Closed Youssefares closed 3 years ago
Ultimately this is more a function of Spark than this library. I imagine you might see something similar reading as text. Loading a bunch of paths can consume resources in a number of ways. For example are they 1000 dirs each with lots of files? Can take a long time to list. You may end up with way more than 1000 partitions each of which is small so you could try repartitioning down by an order of magnitude if so. I don't think globs work (?) but could be worth seeing if it does. You can try a bigger driver.
Thanks for your reply! I see. Globs do work and little to no GC warnings are triggered. The paths themselves are to actual files with the goal being to avoid listing time which you already mentioned. So, I thought that listing the files myself would be faster than globs.
You can go ahead and close this, since there's no reason to believe spark-xml itself is doing the damage here. Might be worth following up on the different memory behavior though between globs and comma separated paths on spark's own repo.
OK good to be reminded that globs do work, and that helped here. Makes sense. Spark is a lot smarter about listing dirs when you can let it do so.

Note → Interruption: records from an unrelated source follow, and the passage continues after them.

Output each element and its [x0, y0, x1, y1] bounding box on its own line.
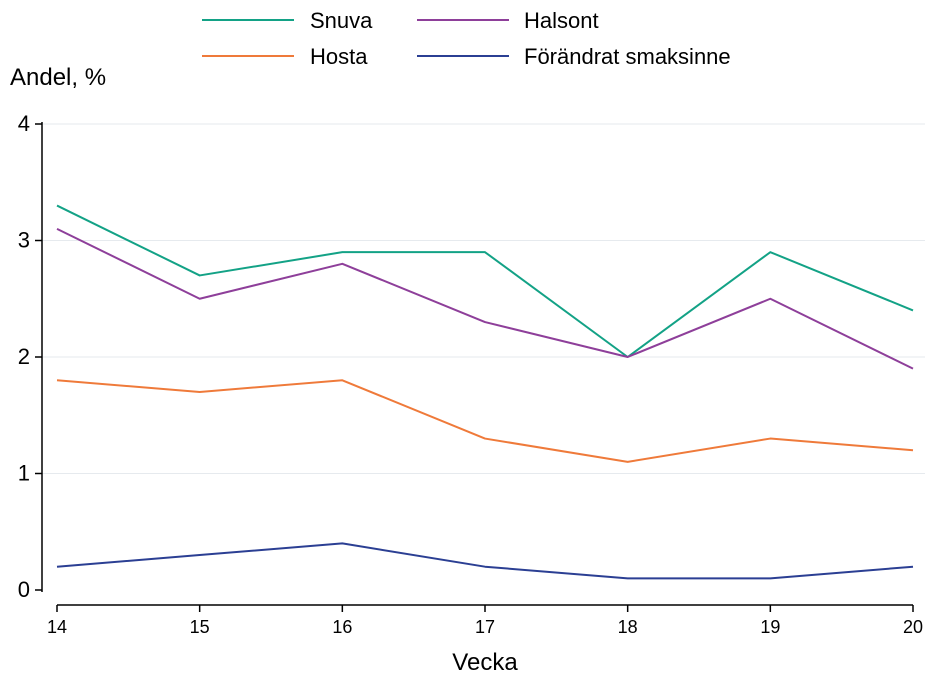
y-tick-label: 2: [18, 344, 30, 369]
gridlines: [42, 123, 925, 474]
x-tick-label: 15: [190, 617, 210, 637]
x-tick-label: 16: [332, 617, 352, 637]
x-tick-label: 20: [903, 617, 923, 637]
x-axis-ticks: 14 15 16 17 18 19 20: [47, 605, 923, 637]
series-line-halsont: [56, 227, 914, 370]
legend-item-snuva: Snuva: [202, 8, 373, 33]
y-tick-label: 1: [18, 461, 30, 486]
x-tick-label: 17: [475, 617, 495, 637]
x-tick-label: 18: [618, 617, 638, 637]
series-line-snuva: [56, 204, 914, 358]
series-line-forandrat-smaksinne: [56, 542, 914, 580]
legend: Snuva Halsont Hosta Förändrat smaksinne: [202, 8, 731, 69]
x-tick-label: 14: [47, 617, 67, 637]
y-axis-title: Andel, %: [10, 64, 106, 91]
y-tick-label: 4: [18, 111, 30, 136]
series-lines: [56, 204, 914, 580]
y-tick-label: 3: [18, 228, 30, 253]
x-axis-title: Vecka: [452, 649, 518, 674]
x-tick-label: 19: [760, 617, 780, 637]
series-line-hosta: [56, 379, 914, 463]
y-axis-ticks: 0 1 2 3 4: [18, 111, 42, 602]
legend-item-forandrat-smaksinne: Förändrat smaksinne: [417, 44, 731, 69]
legend-item-halsont: Halsont: [417, 8, 599, 33]
legend-label: Förändrat smaksinne: [524, 44, 731, 69]
axes: [41, 122, 913, 606]
y-tick-label: 0: [18, 577, 30, 602]
legend-item-hosta: Hosta: [202, 44, 368, 69]
legend-label: Halsont: [524, 8, 599, 33]
legend-label: Hosta: [310, 44, 368, 69]
legend-label: Snuva: [310, 8, 373, 33]
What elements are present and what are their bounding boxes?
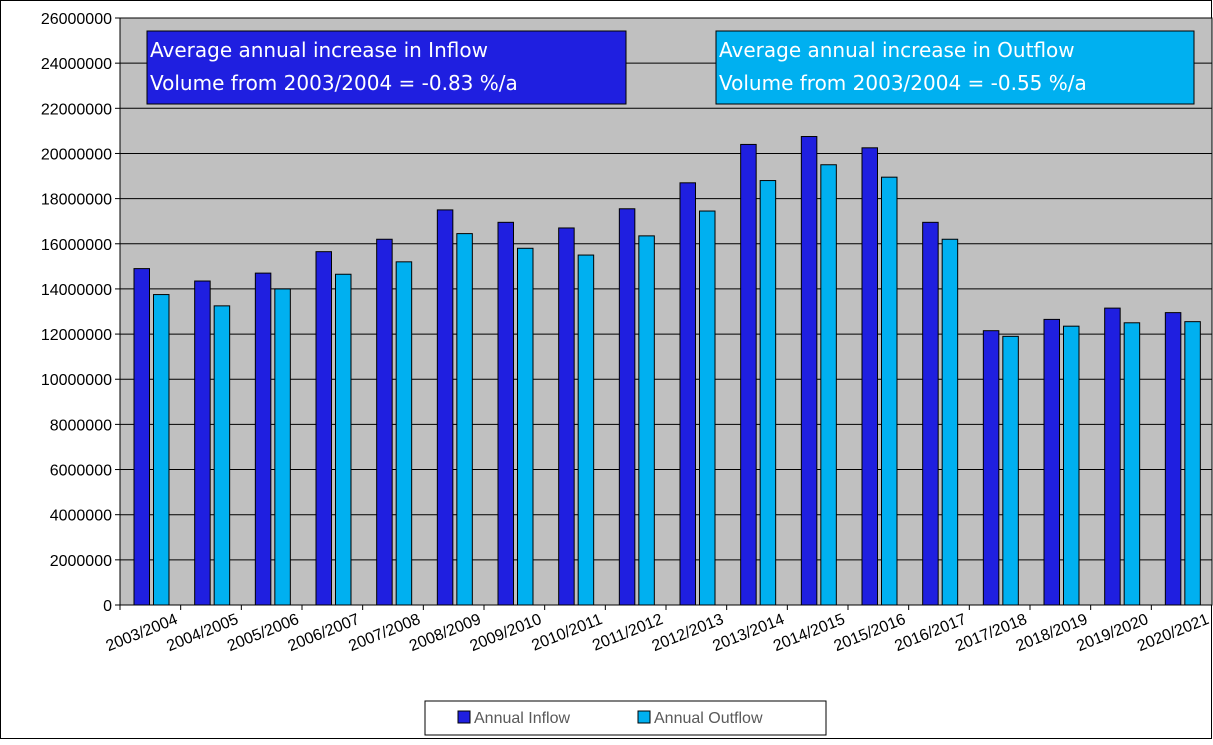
y-tick-label: 10000000 (41, 372, 112, 389)
bar-outflow (153, 294, 170, 606)
bars-group (133, 136, 1201, 606)
bar-inflow (922, 221, 939, 606)
bar-inflow (558, 227, 575, 606)
legend: Annual Inflow Annual Outflow (424, 700, 827, 736)
bar-inflow (254, 272, 272, 606)
bar-inflow (497, 221, 514, 606)
bar-inflow (982, 330, 1000, 606)
bar-inflow (800, 136, 818, 606)
bar-outflow (1002, 335, 1019, 606)
plot-area (119, 17, 1213, 606)
annotation-outflow: Average annual increase in Outflow Volum… (715, 30, 1195, 105)
bar-outflow (1123, 322, 1141, 606)
annotation-inflow: Average annual increase in Inflow Volume… (146, 30, 627, 105)
bar-inflow (133, 268, 150, 606)
bar-inflow (618, 208, 636, 606)
bar-inflow (1104, 307, 1121, 606)
y-tick-label: 0 (103, 598, 112, 615)
y-tick-label: 2000000 (50, 553, 112, 570)
annotation-outflow-line-1: Average annual increase in Outflow (719, 38, 1075, 62)
y-tick-label: 20000000 (41, 146, 112, 163)
y-tick-label: 18000000 (41, 192, 112, 209)
annotation-inflow-box (146, 30, 627, 105)
bar-inflow (376, 238, 393, 606)
bar-inflow (194, 280, 211, 606)
legend-swatch-outflow (637, 710, 651, 724)
annotation-outflow-box (715, 30, 1195, 105)
annotation-inflow-line-2: Volume from 2003/2004 = -0.83 %/a (150, 71, 518, 95)
bar-inflow (1164, 312, 1182, 606)
bar-outflow (517, 247, 534, 606)
legend-box (424, 700, 827, 736)
bar-outflow (699, 210, 716, 606)
bar-outflow (456, 233, 473, 606)
y-tick-label: 12000000 (41, 327, 112, 344)
annotation-inflow-line-1: Average annual increase in Inflow (150, 38, 488, 62)
legend-label-outflow: Annual Outflow (654, 710, 763, 727)
bar-outflow (881, 176, 898, 606)
bar-outflow (1063, 325, 1080, 606)
bar-outflow (335, 273, 352, 606)
bar-outflow (395, 261, 413, 606)
y-tick-label: 24000000 (41, 56, 112, 73)
bar-inflow (436, 209, 454, 606)
bar-inflow (679, 182, 696, 606)
y-tick-label: 8000000 (50, 417, 112, 434)
bar-inflow (740, 143, 757, 606)
bar-inflow (1043, 318, 1060, 606)
bar-inflow (861, 147, 878, 606)
y-tick-label: 14000000 (41, 282, 112, 299)
bar-outflow (1184, 321, 1201, 606)
bar-outflow (820, 164, 837, 606)
legend-label-inflow: Annual Inflow (474, 710, 571, 727)
y-tick-label: 4000000 (50, 508, 112, 525)
y-tick-label: 26000000 (41, 11, 112, 28)
y-axis-tick-labels: 0 2000000 4000000 6000000 8000000 10000000 120… (41, 11, 120, 615)
y-tick-label: 22000000 (41, 101, 112, 118)
gridlines (120, 62, 1212, 561)
y-tick-label: 16000000 (41, 237, 112, 254)
y-tick-label: 6000000 (50, 463, 112, 480)
bar-outflow (274, 288, 291, 606)
legend-swatch-inflow (457, 710, 471, 724)
bar-outflow (759, 180, 777, 606)
bar-outflow (577, 254, 595, 606)
bar-outflow (941, 238, 959, 606)
bar-outflow (213, 305, 231, 606)
bar-outflow (638, 235, 655, 606)
annotation-outflow-line-2: Volume from 2003/2004 = -0.55 %/a (719, 71, 1087, 95)
bar-inflow (315, 251, 332, 606)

I wrote a simple function around reading xml files that I feed multiple paths. I have my file system mounted on an azure blob storage folder.
Loading more than 1k paths at a time causes a lot of garbage collection messages at driver level. I am curious what is consuming memory at the driver level and if the use case expected for spark-xml is not to read so many files at once. Despite defining the schema myself and finding the paths before running the read (vs wild card path), the read command takes about 16 minutes for 1000 files. Shouldn't this be faster?